By Malinda L. Seymore
Adoption and abortion both rely on concepts of consent, each an exercise in autonomy. Yet in adoption, we rarely consider the constraints on autonomy that often preclude meaningful choice.
When I think of adoption consent, I think of Dawn’s case. She was 18 years old, working part-time as a cashier and living at home with her mother and stepfather when she became pregnant. She concealed her pregnancy at first, and it was soon too late to get the abortion she wanted. The clinic recommended an anti-abortion attorney to her (telling her he wouldn’t charge for his services), who would help with an adoption placement. Her parents said if she kept the baby, she was not welcome to come home. She had no money, no ability to support herself and a baby, no parental support to help her raise a child, and any mention of the baby’s father is conspicuously absent in the case. Dawn relinquished her child for adoption, signing paperwork terminating her parenting rights before even leaving the hospital. Seeing how much Dawn was suffering without her baby, Dawn’s parents agreed to help her raise the child, but when she sought the child’s return, the courts found no coercion or duress. Dawn was merely coerced by the circumstances of her life. No one was responsible for coercing Dawn, though the lawyer and prospective adoptive parents took advantage of her poverty and lack of support. Because the courts concluded that Dawn voluntarily consented, the adoption would stand. Dawn’s case is the story of many women who “consent” to adoption.
To the extent that adoption is seen as the morally-superior alternative to abortion — as when Justice Amy Coney Barrett suggested it was, during the recent Dobbs v. Jackson Women’s Health Organization oral arguments on Mississippi’s 15-week abortion ban, positing that a woman would not be burdened by lack of access to abortion if she could simply relinquish the child for adoption after birth — many view consent to adoption as the obviously correct choice. That normative assumption that adoption is the “right” thing to do means we don’t worry overmuch about whether consent is truly voluntary. In this way, adoption becomes a tool for those opposed to abortion to convince or coerce women to give birth instead, with the promise that adoption is always best — best for the mother, best for the adoptive parents, best for the future child.
The normative assumption that adoption is good is revealed in counseling requirements before an abortion or an adoption can occur. Thirty-three states require counseling prior to an abortion, with twenty-three of those states going beyond mere medical counseling (with some including false or unproven information), but only six states mandate counseling before an adoption relinquishment. Much of the abortion counseling concerns preventing coercion; one anti-choice organization alleges that “most abortions are unwanted, are coerced and many are forced, sometimes violently.” In the few states mandating pre-adoption counseling, there is no similar focus on preventing coercion. Nor do statutes require what abortion counseling statutes require — including information about alternatives, support for parenting, the medical risks of the procedure (giving birth is far more dangerous than abortion), the obligation of the father to pay child support — nor do they mandate a waiting period.
Discussions of consent in adoption take as a presumptive starting point that adoption is always a win-win-win decision, benefiting the too-young mother of an unwanted child, saved from abortion, whose child will find a better family in capable, loving adoptive parents yearning for a child.
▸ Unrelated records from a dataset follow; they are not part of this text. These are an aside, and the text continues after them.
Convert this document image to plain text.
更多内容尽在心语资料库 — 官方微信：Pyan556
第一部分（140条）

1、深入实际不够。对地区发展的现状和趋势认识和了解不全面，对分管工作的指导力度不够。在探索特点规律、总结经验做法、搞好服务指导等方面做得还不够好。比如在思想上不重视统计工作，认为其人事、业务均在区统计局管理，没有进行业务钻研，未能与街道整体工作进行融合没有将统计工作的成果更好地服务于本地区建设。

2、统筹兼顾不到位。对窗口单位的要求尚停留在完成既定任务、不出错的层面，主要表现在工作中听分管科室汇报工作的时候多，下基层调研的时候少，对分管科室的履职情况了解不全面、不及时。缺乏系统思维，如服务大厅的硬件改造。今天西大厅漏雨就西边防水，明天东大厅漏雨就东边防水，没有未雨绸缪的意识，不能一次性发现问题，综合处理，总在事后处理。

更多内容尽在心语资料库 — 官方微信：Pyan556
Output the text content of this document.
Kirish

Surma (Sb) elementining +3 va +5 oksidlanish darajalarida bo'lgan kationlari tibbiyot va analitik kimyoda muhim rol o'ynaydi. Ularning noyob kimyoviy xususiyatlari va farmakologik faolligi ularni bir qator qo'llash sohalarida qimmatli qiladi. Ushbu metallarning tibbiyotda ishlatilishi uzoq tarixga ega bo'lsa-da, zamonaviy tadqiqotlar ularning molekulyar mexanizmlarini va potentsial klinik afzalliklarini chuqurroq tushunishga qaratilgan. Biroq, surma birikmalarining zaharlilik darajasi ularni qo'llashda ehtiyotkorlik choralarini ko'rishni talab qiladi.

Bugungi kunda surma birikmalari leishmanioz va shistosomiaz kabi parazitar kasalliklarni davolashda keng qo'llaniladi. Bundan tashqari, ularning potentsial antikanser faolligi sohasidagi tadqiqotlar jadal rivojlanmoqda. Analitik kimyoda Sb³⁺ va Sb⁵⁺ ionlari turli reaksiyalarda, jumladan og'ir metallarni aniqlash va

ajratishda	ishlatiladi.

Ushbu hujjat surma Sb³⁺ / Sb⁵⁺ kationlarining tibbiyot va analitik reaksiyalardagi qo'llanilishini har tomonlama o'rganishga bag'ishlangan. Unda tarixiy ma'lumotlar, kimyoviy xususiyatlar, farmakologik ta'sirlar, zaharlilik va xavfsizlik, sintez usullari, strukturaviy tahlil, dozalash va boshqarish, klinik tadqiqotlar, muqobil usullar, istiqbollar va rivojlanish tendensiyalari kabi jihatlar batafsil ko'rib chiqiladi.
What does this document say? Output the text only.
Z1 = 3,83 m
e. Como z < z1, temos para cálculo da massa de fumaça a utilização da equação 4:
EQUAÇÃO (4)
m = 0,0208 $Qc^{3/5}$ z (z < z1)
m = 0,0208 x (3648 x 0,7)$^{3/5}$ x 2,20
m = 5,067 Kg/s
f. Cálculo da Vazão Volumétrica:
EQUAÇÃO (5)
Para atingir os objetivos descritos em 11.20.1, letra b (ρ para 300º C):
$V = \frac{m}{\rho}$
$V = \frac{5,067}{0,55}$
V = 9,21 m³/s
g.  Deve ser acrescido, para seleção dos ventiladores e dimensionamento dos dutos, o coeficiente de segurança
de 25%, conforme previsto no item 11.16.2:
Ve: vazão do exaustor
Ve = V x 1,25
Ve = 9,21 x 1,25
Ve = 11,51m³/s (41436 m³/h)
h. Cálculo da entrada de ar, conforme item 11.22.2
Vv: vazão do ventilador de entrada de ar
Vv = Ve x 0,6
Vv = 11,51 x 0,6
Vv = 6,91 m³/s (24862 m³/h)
Unpacking these assumptions, however, reveals a view of adoption that counters this happy narrative. Some adopted persons experience adoption as a profound loss, experiencing fear of abandonment and rejection, and struggling with trust and attachment issues. Many adoptees struggle with identity, which may explain high levels of behavior problems observed in adopted children and adolescents. While adoptees represent less than two percent of children in the United States, they represent 10-15 percent of those in mental health care facilities. A significant portion of birth parents also experience negative psychological symptoms, sometimes long-term. In one study comparing adolescents who parented and those who relinquished for adoption, those who relinquished were less comfortable with their decision. In the first two years birth mothers experienced “a powerful sense of loss and isolation,” and even two years after relinquishment some continued to experience effects on their emotional well-being. According to other research, while some birth mothers expressed feelings of satisfaction four years after birth, most also experienced continuing grief and loss, ongoing depression, shame, and negative self-image.
Ignoring the psychosocial evidence that adoption as currently practiced is not necessarily an unqualified good allows us to view consent through rose-tinted lenses, seeing it as a happy choice, the best choice, the only choice. But the concept of consent in adoption does not account for circumstances in which women relinquish a child when it ignores the role of poverty, the lack of support for parenting, and the continuing stigma of single parenting. Taking adoption consent seriously requires considering the lived experiences of women that lead them to consider relinquishment in the first place, and the often-overlooked realities of adoption that must be acknowledged for informed consent to be possible.
Malinda L. Seymore is Professor of Law at Texas A&M University School of Law. She teaches Adoption Law and Women & the Law, as well as criminal and litigation courses. She writes about adoption, both domestic and international, and most recently about the problems of using adoption as a form of rescue in Afghanistan and Ukraine.